Therapeutic implications for CCBs under iron-overload conditions

Calcium channel blockers (CCBs) are widely used to treat cardiovascular diseases in both pediatric [159] and adult [160, 161] populations. The recognition that LTCCs are critical transporters of iron under conditions of iron overload opens up the possibility of using CCBs in the treatment and/or prevention of iron-overload cardiomyopathy in combination with standard chelation therapy. Unlike iron chelators that are effective in removing excess iron accumulation in cells, CCBs are expected to be particularly effective early in iron overload by reducing tissue iron uptake and preventing disease progression. In advanced iron overload, the potential effectiveness of CCBs may be limited, but they should block further iron uptake, thereby enhancing the effectiveness of iron chelation therapies. However, the applicability of CCBs in the setting of advanced dilated cardiomyopathy or conduction block may be limited due to their negative inotropic and chronotropic effects.

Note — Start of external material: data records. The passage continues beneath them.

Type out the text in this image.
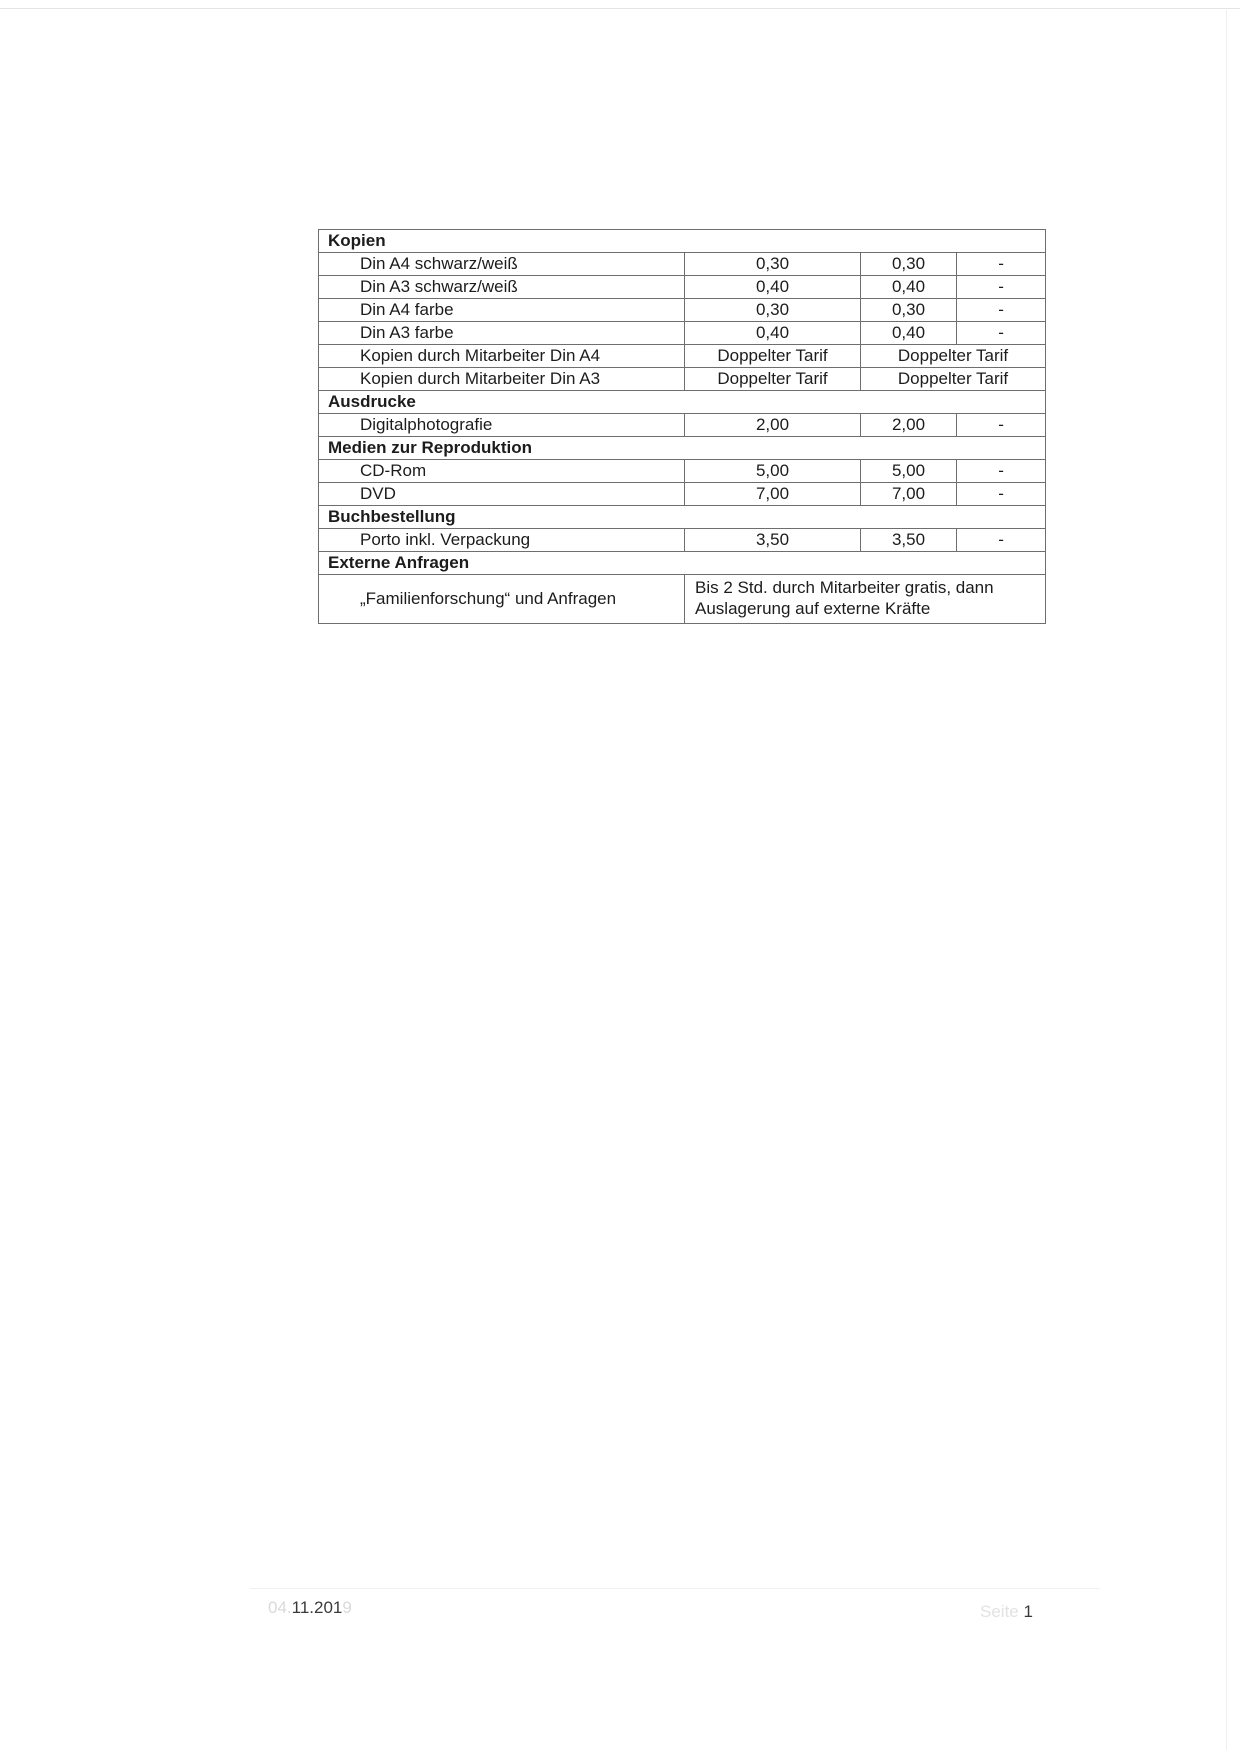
Kopien			
Din A4 schwarz/weiß	0,30	0,30	-
Din A3 schwarz/weiß	0,40	0,40	-
Din A4 farbe	0,30	0,30	-
Din A3 farbe	0,40	0,40	-
Kopien durch Mitarbeiter Din A4	Doppelter Tarif	Doppelter Tarif	
Kopien durch Mitarbeiter Din A3	Doppelter Tarif	Doppelter Tarif	
Ausdrucke			
Digitalphotografie	2,00	2,00	-
Medien zur Reproduktion			
CD-Rom	5,00	5,00	-
DVD	7,00	7,00	-
Buchbestellung			
Porto inkl. Verpackung	3,50	3,50	-
Externe Anfragen			
„Familienforschung“ und Anfragen	Bis 2 Std. durch Mitarbeiter gratis, dann Auslagerung auf externe Kräfte		
04.11.2019	Seite 1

While the data supporting the potential effectiveness of CCBs in the treatment of iron-overload cardiomypathy has been obtained in rodents, pharmacological blockade of LTCC might have an even greater therapeutic benefit in humans for two reasons: (a) humans lack iron excretory pathways that are present in rodents [1, 2], and (b) humans have proportionately larger trans-sarcolemmal I Ca,L influx per cardiac cycle [162]. The translation of the rodent studies to humans is bolstered by the observation that the plasma concentration of CCBs required to reduce iron accumulation in murine hearts [18] is similar to levels reported in patients [163165]. Blockade of the LTCC may also provide additional benefits beyond a direct inhibition of Fe2+ entry into cardiomyocytes and endocrine tissues. For example, CCBs could potentially reduce Fe2+-induced Ca2+ overload as a result of LTCC inactivation [68] and thereby facilitate diastolic ventricular filling [166]. Finally, calcium channel blockers may promote myocardial microvascular perfusion by vasodilating coronary arterioles while improving coronary endothelial function [132, 167]. LTCC blockers like amlodipine also possess antioxidant properties that could help offset the oxidative effects of iron overload [167]. Given the high degree of oxidative stress, diastolic dysfunction and possibility for coronary endothelial dysfunction in iron-overload cardiomyopathy, these effects may increase the potential therapeutic benefits of CCBs in patients with iron overload. In addition to protecting the heart, pharmacological blockade of LTCCs may also reduce the endocrinopathies observed in iron-overload patients. Clearly, clinical trials are warranted to establish the clinical efficacy and safety of CCB treatment in patients with iron overload.